The film originally received an NC-17 rating (no admittance of children under 17) by the Motion Picture Association of America (MPAA), but was edited to an R (children under 17 require accompanying parent or adult guardian) for “strong bloody violence and gore, some sexual content and language.”
Despite the rating that allows children 17 and under to attend the film with an adult, even seasoned critics are surprised at the level of gore on screen.
“The film builds to an image so insane that I’m surprised the MPAA let it get past them,” said critic Drew McWeeny of hitfix.com.
“Evil Dead delivers on the bloody mayhem that needs far more than an MPAA rating. It needs a warning label,” said Matt Goldberg of collider.com.
Evil Dead exceeds even the over-the-top gore of the Saw films and is all the more realistic because the effects were filmed on the set rather than added later through computer-generated (CG) technology.
The most memorable images—such as that of a girl cutting off the bottom half of her face—were achieved using prosthetics. Such practical effects increase the feeling of authenticity that director Fede Alvarez intended.
“The practical effects make me want to see the film more, because I feel CG is a little like cheating,” said junior Kelvin Ayora, who saw the R-rated trailer for the film online. “CG has made some movies look unrealistic as opposed to older, traditional movies where it was more practical.
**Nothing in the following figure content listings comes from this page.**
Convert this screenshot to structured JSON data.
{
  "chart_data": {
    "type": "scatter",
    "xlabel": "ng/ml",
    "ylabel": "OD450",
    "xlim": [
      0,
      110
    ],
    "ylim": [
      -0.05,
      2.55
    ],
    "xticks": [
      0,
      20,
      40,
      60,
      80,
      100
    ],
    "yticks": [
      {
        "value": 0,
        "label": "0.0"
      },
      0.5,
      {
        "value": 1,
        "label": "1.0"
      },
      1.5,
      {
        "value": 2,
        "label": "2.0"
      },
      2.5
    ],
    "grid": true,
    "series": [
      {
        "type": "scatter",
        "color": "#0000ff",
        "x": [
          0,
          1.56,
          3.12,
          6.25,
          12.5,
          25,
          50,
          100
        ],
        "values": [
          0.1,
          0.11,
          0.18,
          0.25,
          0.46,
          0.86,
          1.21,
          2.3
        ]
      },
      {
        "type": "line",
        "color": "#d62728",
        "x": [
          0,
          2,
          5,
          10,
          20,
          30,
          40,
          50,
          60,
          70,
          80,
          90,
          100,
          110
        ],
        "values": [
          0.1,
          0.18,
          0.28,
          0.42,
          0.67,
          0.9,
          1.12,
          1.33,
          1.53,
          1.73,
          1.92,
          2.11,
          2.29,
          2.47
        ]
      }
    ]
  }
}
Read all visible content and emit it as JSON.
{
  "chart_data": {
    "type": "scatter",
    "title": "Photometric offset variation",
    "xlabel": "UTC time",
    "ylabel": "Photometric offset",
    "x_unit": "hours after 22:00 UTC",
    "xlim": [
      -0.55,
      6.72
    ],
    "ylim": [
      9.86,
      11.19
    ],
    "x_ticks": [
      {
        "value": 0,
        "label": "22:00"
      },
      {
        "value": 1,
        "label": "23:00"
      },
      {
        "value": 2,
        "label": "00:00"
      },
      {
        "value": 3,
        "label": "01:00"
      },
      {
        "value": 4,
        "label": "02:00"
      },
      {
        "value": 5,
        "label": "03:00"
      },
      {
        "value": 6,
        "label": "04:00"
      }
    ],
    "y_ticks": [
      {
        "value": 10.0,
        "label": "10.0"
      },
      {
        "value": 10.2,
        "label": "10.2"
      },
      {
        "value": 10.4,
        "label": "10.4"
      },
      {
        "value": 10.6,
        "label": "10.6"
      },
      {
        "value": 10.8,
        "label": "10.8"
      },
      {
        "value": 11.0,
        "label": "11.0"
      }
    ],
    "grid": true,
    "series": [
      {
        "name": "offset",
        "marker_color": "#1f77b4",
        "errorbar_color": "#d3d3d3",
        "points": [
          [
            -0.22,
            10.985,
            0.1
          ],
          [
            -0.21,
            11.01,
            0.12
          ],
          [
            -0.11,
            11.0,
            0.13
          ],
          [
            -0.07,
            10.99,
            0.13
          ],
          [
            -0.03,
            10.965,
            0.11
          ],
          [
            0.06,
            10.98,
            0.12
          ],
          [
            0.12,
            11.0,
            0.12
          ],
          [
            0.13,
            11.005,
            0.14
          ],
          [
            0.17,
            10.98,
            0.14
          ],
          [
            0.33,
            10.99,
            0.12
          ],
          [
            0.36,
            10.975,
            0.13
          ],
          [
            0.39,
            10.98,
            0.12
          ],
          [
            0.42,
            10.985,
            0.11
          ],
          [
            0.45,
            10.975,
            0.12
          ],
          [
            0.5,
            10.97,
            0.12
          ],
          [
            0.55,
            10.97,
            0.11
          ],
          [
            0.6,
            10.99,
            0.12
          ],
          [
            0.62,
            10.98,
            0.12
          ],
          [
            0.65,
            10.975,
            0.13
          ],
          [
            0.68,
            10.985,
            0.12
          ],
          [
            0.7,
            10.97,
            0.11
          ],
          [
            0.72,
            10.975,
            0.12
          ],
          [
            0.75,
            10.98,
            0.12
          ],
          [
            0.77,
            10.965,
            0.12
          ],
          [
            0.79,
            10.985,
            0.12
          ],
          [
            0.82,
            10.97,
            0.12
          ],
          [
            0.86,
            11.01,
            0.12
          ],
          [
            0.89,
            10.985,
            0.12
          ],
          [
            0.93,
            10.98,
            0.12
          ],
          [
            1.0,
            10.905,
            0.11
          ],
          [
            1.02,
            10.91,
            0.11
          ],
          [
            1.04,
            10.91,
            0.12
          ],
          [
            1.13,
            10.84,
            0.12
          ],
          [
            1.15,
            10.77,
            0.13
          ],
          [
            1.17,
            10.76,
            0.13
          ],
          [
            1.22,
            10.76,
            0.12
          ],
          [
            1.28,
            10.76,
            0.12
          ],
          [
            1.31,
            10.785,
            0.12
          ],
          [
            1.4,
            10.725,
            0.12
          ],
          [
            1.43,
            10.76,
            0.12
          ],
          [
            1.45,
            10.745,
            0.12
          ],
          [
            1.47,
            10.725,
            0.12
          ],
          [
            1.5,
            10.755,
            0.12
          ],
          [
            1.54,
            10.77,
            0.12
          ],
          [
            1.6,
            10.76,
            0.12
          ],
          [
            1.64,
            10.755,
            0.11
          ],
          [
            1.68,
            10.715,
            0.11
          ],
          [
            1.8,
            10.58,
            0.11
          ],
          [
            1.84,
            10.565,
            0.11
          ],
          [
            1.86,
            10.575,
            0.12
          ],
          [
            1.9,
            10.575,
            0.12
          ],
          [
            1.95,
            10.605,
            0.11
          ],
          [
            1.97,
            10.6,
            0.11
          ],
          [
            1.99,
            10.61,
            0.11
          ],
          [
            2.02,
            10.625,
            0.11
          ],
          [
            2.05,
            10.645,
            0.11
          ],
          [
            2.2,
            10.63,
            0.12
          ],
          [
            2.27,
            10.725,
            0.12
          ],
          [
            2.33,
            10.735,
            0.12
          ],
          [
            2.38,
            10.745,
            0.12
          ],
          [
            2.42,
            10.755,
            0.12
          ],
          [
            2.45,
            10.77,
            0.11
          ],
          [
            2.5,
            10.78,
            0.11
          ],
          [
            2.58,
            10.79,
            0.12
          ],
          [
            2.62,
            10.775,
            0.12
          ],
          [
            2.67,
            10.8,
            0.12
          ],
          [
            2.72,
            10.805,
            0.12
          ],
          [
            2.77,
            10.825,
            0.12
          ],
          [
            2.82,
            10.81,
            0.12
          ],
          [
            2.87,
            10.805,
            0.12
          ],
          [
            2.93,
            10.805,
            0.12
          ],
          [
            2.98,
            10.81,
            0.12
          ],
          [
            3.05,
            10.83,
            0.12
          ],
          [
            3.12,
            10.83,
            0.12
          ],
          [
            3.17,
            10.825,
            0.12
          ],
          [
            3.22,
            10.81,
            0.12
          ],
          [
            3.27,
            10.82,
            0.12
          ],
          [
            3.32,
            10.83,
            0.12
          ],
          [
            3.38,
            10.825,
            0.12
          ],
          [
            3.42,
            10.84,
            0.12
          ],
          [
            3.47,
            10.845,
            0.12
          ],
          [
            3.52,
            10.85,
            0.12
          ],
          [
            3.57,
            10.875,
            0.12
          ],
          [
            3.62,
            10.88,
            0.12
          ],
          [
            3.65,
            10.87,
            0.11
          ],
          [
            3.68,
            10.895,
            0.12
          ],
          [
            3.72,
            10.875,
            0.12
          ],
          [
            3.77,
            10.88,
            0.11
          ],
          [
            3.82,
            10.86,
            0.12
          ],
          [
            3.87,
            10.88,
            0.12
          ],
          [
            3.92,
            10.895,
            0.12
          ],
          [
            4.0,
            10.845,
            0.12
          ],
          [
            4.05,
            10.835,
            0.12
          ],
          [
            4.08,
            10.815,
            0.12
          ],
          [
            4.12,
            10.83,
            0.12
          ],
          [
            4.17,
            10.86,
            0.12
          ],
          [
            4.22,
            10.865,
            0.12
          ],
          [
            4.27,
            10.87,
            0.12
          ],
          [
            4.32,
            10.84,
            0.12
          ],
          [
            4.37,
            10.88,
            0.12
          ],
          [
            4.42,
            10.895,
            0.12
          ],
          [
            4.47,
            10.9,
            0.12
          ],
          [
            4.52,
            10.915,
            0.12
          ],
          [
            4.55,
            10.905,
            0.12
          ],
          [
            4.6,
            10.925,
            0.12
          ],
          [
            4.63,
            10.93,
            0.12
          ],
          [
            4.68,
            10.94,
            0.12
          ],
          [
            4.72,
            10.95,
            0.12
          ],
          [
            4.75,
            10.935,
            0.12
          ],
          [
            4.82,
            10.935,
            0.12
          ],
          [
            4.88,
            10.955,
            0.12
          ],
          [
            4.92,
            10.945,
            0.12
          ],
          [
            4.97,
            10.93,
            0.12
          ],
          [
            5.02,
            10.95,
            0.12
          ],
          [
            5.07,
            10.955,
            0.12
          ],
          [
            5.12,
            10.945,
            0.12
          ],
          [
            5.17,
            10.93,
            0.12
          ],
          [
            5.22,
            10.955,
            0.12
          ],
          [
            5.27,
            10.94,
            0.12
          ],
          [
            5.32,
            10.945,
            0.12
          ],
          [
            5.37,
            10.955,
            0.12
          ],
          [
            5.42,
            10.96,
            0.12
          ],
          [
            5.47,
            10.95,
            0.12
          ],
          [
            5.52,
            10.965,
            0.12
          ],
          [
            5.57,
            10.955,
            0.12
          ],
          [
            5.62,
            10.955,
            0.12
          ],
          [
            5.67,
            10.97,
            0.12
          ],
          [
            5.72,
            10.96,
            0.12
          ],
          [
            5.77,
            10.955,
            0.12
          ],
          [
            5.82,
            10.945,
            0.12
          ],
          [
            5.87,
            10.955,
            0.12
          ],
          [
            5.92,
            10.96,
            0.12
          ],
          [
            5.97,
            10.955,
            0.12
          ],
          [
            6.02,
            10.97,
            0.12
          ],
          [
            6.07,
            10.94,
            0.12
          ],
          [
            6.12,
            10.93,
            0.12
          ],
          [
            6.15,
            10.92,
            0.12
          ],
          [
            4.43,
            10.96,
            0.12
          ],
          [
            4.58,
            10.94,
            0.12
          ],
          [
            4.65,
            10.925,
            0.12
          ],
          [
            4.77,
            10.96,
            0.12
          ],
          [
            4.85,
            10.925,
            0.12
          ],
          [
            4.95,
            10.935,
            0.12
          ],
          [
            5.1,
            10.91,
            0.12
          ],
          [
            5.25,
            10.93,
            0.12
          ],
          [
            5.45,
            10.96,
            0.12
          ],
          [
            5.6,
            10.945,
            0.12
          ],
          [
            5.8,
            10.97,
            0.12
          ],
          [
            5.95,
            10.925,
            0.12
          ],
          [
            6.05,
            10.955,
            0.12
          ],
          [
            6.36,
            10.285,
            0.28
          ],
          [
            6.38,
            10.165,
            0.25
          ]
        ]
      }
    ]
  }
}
People who made the movie are experts if they can replicate something practically rather than in a computer.”
Evil Dead was a success at the box office, with a $26 million opening weekend that exceeded its small $17 million budget, despite warnings about the bloodshed from critics.
“I think it is going to be a continuing trend just because people have lost sight of what it truly is to be scared,” said Zamora. “I think that people have associated disturbing images with fright.”